Veteran minister, educator and the second president of Phillips University (now Northern Oklahoma College) in Enid, Dr. Isaac Newton McCash was born in a log cabin in Illinois and, at age 15, attended Sumac Seminary in Georgia, where he received his teaching certificate. He taught for two years and graduated from National Normal University in Ohio in 1882. He served as the principal of a school in Ohio before prolonged illness forced him to move to the milder climate of McPherson, Kansas. He served as the superintendent of schools in Lyons, Kansas, for five years before becoming the pastor of his first church in Maryville, Missouri. He then served at University Church in Iowa for ten years and received two master’s degrees from Drake University.

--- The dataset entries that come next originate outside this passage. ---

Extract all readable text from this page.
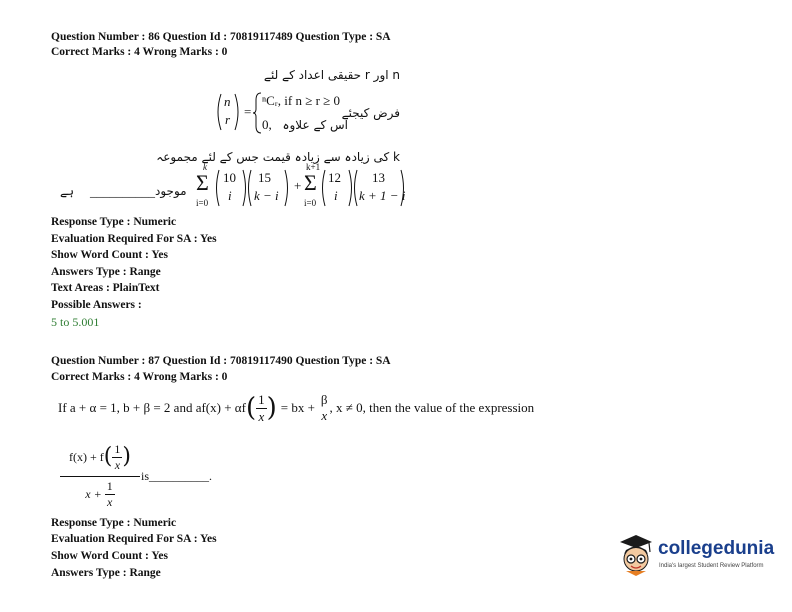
Question Number : 86 Question Id : 70819117489 Question Type : SA
Correct Marks : 4 Wrong Marks : 0
n اور r حقیقی اعداد کے لئے
n
r
=
ⁿCᵣ, if n ≥ r ≥ 0
0,
فرض کیجئے
اس کے علاوہ
k کی زیادہ سے زیادہ قیمت جس کے لئے مجموعہ
ہے __________ موجود
k
Σ
i=0
10
i
15
k − i
+
k+1
Σ
i=0
12
i
13
k + 1 − i
Response Type : Numeric
Evaluation Required For SA : Yes
Show Word Count : Yes
Answers Type : Range
Text Areas : PlainText
Possible Answers :
5 to 5.001
Question Number : 87 Question Id : 70819117490 Question Type : SA
Correct Marks : 4 Wrong Marks : 0
If a + α = 1, b + β = 2 and af(x) + αf ( $\frac{1}{x}$ ) = bx +
β
x
, x ≠ 0, then the value of the expression
f(x) + f ( $\frac{1}{x}$ )
$x + \frac{1}{x}$
is__________.
Response Type : Numeric
Evaluation Required For SA : Yes
Show Word Count : Yes
Answers Type : Range
collegedunia
India's largest Student Review Platform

He also attended Summer School of Theology at Harvard University and later served as the pastor of First Christian Church in Berkeley, California before becoming the president of Spokane University in 1914. He moved to Enid, Oklahoma, to serve as the second president of Phillips University in 1916 and served there until his retirement in 1938. Dr. McCash was also the president of the Iowa Children’s Home Society; National Board of Education, Disciples of Christ; Oklahoma Educational Association; and the executive secretary of the American Missionary Society. He was also the author of Ten Plagues of Modern Egypt (1903) and The Horizon of American Missions (1913).

Fun fact

In the 1890s, Dr. McCash became the pastor of the University Christian Church near Drake University in Des Moines, Iowa. Composed largely of students and faculty from the university, this church was the largest of the denomination in America at that time, with a membership of 2,300.

Oklahoma connections

McCash came to Enid, Oklahoma, as the second president of Phillips University (now Northern Oklahoma College).